A. Notification letters from CMS went out in May and June. The QPP website also has a portal (https://qpp.cms.gov/) where you can enter an NPI to determine eligibility.
Q. Is there a penalty applied if an Eligible Clinician falls under the low-volume threshold exemption?
A. There will be no penalty under the low-volume threshold exemption.
Q. We have a Nurse Practitioner who enrolled in Medicare in October 2016. Are they considered newly enrolled for 2017, therefore becoming exempt from 2017 MIPS reporting?
A. Clinicians are only considered newly enrolled in Medicare if they enrolled in 2017.
Q. Is the low-volume threshold exemption based on 90 days of data or a full year?
A. The low-volume threshold is determined on a full year of data. CMS has two determination periods where this will be evaluated to see if Eligible Clinicians meet these criteria.

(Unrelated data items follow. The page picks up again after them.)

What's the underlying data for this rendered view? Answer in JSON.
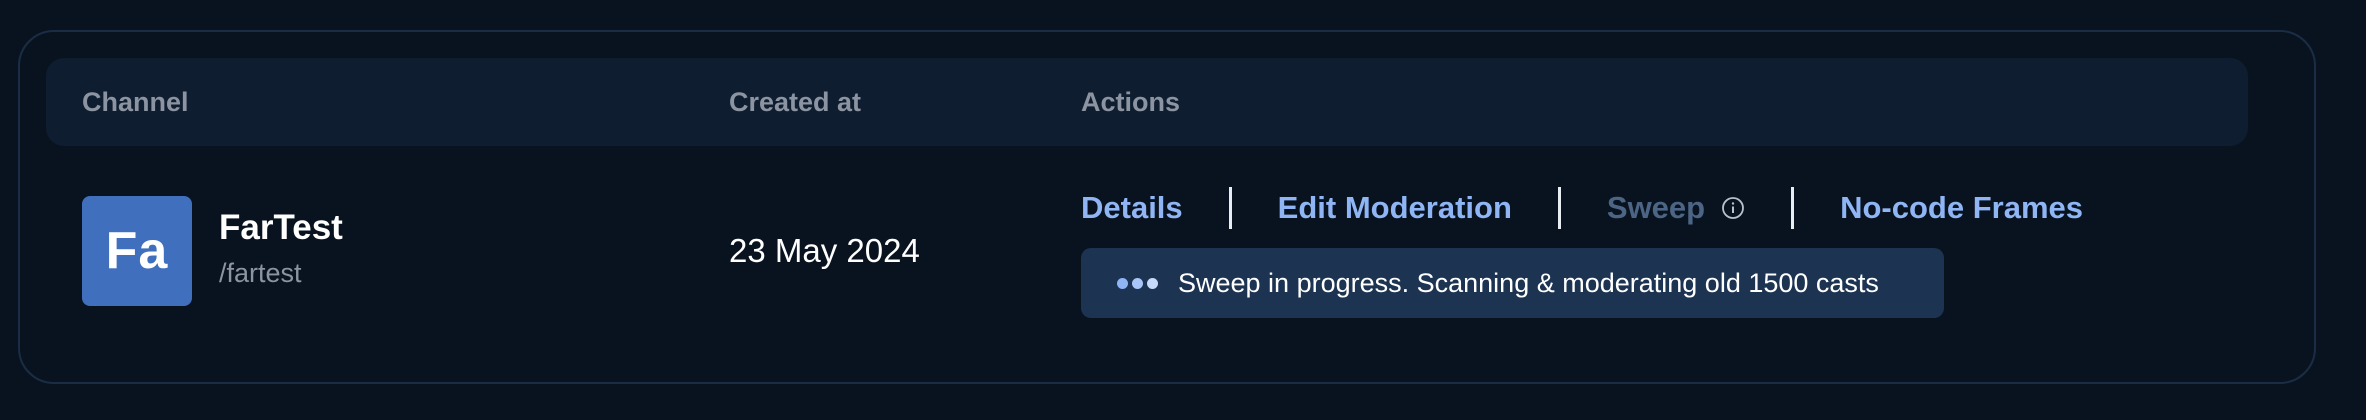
{
  "table": {
    "headers": {
      "channel": "Channel",
      "created_at": "Created at",
      "actions": "Actions"
    }
  },
  "row": {
    "avatar_initials": "Fa",
    "channel_name": "FarTest",
    "channel_handle": "/fartest",
    "created_at": "23 May 2024",
    "actions": {
      "details": "Details",
      "edit_moderation": "Edit Moderation",
      "sweep": "Sweep",
      "no_code_frames": "No-code Frames"
    },
    "sweep_status": "Sweep in progress. Scanning & moderating old 1500 casts"
  },
  "colors": {
    "background": "#09131f",
    "header_bg": "#0f1d30",
    "avatar_bg": "#3f6fbd",
    "link": "#8fb5f5",
    "link_disabled": "#4c6585",
    "status_bg": "#1c3352"
  },
  "icons": {
    "sweep_info": "info-icon",
    "progress": "loading-dots-icon"
  }
}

Q: What are the determination periods CMS will use to determine low-volume, non-patient facing, and hospital based?
A: There are two determination periods: The first period is September 1, 2015 through August 31, 2016. The second period is September 1, 2016 through August 31, 2017. If a provider is considered exempt in either determination period, they are exempt.
Q. Our clinicians meet the low-volume threshold exemption, will there be any benefit from still participating in MIPS even though they will be exempt?
A. If a clinician is excluded due to low-volume, but reports as an individual, they would benefit by preparing for when reporting might be required in the future. If a low-volume clinician reports as part of the group, they will benefit from the same payment adjustment that the rest of the group receives.
Q. We would like to report as a group. How does this affect the low-volume providers?
A. If reporting as a group, everyone’s data is included, even if they would otherwise be exempt if reporting as individuals.
Q. Some of our providers participate in the Medicaid EHR Incentive program, are these providers exempt from reporting MIPS?
A. They will not be exempt from reporting MIPS. These providers will need to participate in the Medicaid EHR Incentive program as well as all three categories in MIPS (Quality, Advancing Care Information, and Improvement Activities).